H&M will expand its policy of charging for online returns to more markets worldwide, a spokesperson for the fast-fashion retailer said by email.
Since June H&M has charged U.K. customers who aren’t enrolled in its loyalty program 1.99 pounds, or about $2.50 at press time, for online returns, the spokesperson confirmed by email. The return shipping fee in the U.S. is $5.99, except for loyalty members.
The fast-fashion company “started charging a fee for online returns in multiple markets some time ago ... in a selection of countries mostly in Europe as well as the U.S.,” the spokesperson said.
Retailers from Amazon to Zara have slapped customers with return fees in recent months, and others, like Bath & Body Works, have toughened return policies in other ways. Like Zara and others, H&M has targeted online orders.
The question is why. It’s not clear whether the reason is because H&M’s online returns are higher or more costly than in-store returns, the retailer wants to incentivize its loyalty program or something else. The H&M spokesperson noted that the loyalty program is free, but declined to answer questions about why the retailer has instituted and is expanding online return fees.
Returns have emerged as a sore spot in e-commerce. Many customers order multiple items in order to try them out, as they would in a store dressing room, before deciding whether to make a purchase.
“We strive to help our customers to find the right size and fit from the outset, in order to reduce the returns rate,” the H&M spokesperson said.
The National Retail Federation last year found that return rates have held steady at 16.5%, which translates to over $816 billion worth of returned merchandise. That means that, for every $1 billion in sales, the average retailer incurs $165 million in merchandise returns.

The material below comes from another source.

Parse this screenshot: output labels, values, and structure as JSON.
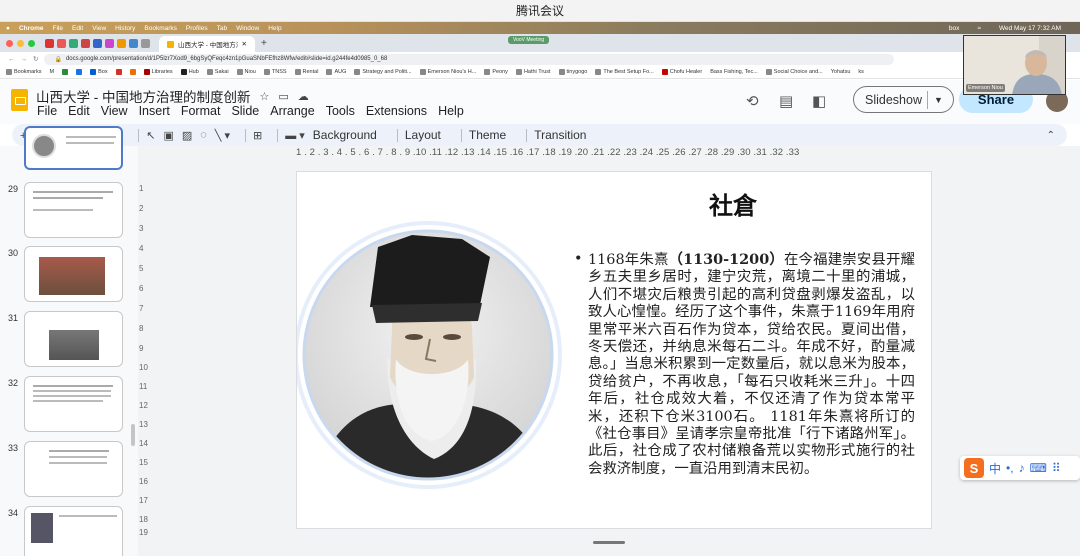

Moreover, for every $100 in returned merchandise, there is $10.40 in return fraud, according to the NRF, which has gone so far as to acquire the Reverse Logistics Association, a global trade group for the returns and reverse industry.
According to the NRF’s report, the rate of return at stores and online last year was on par. Costs and logistics differ, however. Retailers have scrambled to contain the skyrocketing expense of returns as consumers bought more online and supply chains buckled, especially during the height of the pandemic.
But it’s a balancing act, as many customers frown on stricter return policies, viewing them as unfair or inconvenient, according to a recent survey from supply chain management firm Blue Yonder. Nearly 60% of respondents say such policies deterred them from making a purchase, the survey found.